On Thursday evening, I gave the George Norris lecture for the political science department at the University of Nebraska Kearney. I graduated from that institution in 1969, although it was then called Kearney State College.
My former law partner, Ed Cook and his dear wife Betty, drove all the way up from their retirement home in Texas to attend. Chancellor Doug Christensen and Senior Vice Chancellor for academic affairs Charles Bicek attended also. Chair of the political science department, Professor Diane L. Duffin, presided over the ceremonies with a wit and dry humor that I enjoyed. She also went out of her way to make my stay truly enjoyable. My dear friend, Professor Peter Longo, introduced me with overly generous remarks. I was touched and flattered by the kindness shown by all.
Bill Kelly, Senior Producer at NET Television & Radio, recorded the event for posterity. (Only the gods know why.) Bill was a good sport and allowed me to incorporate him into my shtick.
My formal presentation asked whether Nebraska’s first federal judge, Elmer Scipio Dundy, was an activist judge for his ruling in the Standing Bear case. I have written about that issue before in these pages. Like most speeches given from a manuscript, my talk was dry but politely received.

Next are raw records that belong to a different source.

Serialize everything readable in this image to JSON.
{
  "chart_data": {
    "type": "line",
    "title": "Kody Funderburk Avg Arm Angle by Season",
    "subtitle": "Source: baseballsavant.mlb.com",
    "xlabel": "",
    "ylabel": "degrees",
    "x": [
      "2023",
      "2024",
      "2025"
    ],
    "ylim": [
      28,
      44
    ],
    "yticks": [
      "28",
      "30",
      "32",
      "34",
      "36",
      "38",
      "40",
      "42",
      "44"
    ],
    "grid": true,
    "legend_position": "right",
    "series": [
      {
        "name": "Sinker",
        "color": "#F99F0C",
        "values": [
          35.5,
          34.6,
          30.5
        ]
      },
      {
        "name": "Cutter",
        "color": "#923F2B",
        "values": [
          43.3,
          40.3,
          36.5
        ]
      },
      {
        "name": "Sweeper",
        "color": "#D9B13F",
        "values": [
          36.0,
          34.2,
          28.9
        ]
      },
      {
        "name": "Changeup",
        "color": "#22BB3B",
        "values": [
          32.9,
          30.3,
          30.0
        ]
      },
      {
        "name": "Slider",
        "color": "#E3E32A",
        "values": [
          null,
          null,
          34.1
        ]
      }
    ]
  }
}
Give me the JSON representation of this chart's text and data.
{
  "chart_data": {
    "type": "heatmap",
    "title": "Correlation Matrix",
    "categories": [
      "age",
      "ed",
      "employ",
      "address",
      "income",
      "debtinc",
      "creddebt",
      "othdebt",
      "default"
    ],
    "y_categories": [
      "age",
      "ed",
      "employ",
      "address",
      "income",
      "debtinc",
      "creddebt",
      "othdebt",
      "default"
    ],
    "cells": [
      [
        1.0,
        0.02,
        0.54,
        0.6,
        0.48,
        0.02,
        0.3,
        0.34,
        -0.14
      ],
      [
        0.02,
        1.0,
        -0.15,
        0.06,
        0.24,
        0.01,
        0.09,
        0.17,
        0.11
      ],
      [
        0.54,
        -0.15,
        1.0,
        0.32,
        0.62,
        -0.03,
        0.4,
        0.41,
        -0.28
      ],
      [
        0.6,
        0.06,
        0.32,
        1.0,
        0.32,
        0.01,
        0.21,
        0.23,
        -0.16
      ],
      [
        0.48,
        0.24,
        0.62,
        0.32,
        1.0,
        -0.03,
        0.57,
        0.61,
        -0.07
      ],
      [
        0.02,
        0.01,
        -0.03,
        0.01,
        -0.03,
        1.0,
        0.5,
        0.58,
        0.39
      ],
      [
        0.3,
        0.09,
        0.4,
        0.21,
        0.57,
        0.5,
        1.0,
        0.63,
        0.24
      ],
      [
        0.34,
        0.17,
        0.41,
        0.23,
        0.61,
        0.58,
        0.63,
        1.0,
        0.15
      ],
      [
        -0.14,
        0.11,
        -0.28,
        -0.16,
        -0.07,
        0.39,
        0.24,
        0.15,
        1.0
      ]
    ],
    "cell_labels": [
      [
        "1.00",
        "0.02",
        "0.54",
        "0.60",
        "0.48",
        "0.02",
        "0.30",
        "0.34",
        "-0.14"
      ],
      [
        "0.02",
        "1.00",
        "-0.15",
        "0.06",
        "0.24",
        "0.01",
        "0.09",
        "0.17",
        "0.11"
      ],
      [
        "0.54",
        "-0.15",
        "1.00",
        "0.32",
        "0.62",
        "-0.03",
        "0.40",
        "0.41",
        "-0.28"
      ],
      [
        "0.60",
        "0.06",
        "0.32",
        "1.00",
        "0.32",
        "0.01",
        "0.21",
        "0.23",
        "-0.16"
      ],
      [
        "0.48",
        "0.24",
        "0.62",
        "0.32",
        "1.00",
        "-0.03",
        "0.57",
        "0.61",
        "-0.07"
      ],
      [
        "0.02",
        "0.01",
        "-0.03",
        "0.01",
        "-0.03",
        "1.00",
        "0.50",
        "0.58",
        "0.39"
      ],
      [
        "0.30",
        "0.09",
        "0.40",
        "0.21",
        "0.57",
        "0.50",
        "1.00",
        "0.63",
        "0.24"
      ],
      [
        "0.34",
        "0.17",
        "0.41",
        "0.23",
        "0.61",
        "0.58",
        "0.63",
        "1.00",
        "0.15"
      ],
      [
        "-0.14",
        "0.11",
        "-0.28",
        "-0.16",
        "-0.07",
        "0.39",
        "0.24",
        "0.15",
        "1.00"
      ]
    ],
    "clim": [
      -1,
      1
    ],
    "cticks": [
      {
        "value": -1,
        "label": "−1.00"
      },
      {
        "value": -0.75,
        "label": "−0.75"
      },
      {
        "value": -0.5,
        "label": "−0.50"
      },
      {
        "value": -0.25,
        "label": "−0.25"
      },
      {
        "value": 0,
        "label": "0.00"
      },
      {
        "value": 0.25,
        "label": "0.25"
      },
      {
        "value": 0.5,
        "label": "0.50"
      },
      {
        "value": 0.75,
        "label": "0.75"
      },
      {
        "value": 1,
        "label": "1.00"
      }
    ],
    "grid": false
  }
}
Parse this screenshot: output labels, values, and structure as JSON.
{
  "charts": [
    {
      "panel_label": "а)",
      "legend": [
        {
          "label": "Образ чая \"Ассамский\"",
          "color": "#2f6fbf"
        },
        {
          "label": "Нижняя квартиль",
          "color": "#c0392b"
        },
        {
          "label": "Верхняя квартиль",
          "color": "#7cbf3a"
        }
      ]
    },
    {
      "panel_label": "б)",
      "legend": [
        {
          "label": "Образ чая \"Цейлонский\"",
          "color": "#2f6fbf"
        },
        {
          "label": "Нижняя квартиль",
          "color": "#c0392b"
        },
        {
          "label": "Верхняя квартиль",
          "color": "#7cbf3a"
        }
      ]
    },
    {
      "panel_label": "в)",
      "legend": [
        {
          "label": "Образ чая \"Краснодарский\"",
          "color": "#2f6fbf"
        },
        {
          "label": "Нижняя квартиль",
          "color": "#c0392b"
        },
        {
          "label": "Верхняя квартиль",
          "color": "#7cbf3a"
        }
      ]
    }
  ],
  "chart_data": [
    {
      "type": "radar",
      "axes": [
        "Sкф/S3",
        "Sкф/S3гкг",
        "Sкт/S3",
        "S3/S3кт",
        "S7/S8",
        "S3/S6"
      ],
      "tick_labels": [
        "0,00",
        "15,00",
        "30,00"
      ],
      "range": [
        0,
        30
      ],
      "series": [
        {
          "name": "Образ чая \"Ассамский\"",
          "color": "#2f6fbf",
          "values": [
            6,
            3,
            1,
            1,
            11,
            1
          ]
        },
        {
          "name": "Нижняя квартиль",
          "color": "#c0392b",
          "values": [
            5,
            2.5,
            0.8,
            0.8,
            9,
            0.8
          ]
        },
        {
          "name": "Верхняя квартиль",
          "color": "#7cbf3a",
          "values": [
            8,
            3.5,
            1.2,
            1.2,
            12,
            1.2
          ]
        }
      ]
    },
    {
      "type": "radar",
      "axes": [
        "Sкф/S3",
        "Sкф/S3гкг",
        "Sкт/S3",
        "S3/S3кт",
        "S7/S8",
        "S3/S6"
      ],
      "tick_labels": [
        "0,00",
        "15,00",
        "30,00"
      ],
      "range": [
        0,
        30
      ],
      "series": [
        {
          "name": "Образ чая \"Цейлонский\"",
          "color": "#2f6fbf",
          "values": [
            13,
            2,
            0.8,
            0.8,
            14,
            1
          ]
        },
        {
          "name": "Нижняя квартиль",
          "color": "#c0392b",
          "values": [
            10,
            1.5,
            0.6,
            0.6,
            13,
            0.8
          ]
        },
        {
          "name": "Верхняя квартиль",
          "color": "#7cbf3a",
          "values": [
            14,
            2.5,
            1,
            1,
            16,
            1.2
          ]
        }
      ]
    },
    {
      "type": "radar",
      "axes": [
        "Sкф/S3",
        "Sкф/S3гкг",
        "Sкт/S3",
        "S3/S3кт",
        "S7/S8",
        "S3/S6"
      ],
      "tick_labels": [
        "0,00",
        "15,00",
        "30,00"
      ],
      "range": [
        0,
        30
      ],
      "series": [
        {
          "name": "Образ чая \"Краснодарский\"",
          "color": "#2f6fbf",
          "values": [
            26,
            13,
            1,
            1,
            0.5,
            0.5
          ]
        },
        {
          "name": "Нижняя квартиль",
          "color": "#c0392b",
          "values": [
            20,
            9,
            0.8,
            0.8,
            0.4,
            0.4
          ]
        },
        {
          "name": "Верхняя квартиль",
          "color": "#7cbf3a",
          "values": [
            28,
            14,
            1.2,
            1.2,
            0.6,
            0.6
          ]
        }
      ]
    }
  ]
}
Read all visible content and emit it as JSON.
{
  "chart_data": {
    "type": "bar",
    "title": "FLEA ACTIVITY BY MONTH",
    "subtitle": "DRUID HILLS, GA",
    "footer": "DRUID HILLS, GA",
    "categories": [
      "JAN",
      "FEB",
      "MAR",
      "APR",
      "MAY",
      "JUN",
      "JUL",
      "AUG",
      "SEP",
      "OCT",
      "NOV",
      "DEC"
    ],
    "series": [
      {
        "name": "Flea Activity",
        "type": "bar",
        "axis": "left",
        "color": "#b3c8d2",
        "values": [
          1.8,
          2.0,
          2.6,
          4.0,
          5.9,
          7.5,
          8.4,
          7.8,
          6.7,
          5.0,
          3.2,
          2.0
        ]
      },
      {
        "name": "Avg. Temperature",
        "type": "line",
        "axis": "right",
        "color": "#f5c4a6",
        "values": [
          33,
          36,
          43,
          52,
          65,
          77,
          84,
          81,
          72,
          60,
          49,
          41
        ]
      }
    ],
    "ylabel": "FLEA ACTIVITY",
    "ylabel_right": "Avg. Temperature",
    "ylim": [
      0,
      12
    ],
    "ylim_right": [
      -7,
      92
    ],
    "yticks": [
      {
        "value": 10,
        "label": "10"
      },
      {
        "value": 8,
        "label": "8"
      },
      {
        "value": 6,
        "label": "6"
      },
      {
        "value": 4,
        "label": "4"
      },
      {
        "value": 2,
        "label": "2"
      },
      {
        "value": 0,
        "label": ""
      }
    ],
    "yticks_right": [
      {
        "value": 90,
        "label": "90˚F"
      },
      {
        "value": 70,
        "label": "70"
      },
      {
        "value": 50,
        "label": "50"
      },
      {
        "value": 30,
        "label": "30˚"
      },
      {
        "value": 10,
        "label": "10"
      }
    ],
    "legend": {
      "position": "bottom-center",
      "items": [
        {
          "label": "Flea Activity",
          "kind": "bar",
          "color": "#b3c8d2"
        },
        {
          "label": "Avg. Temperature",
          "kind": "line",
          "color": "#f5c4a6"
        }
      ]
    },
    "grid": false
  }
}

After my formal presentation, there was a question and answer session. That was fun. There were great questions and a good deal of laughter. I really enjoyed the exchange, and was particularly impressed by the quality of the questions from the students and faculty.
The only “downside”to the whole affair was the presentation of a collection of old photographs of my college years. Those photographs reminded me of what a callow young man I was 40+ years ago.
In 1965, I came to Kearney State College from Ohio never once having seen the place before. I suspect that I am the only person ever admitted to the college on academic probation. Four years later, the world of the mind had been revealed to me. I owe my alma mater* more than I can ever repay. Thursday evening reminded me of my debt.
*Roughly translated from Latin, alma mater means “kind mother.” That was certainly true for me.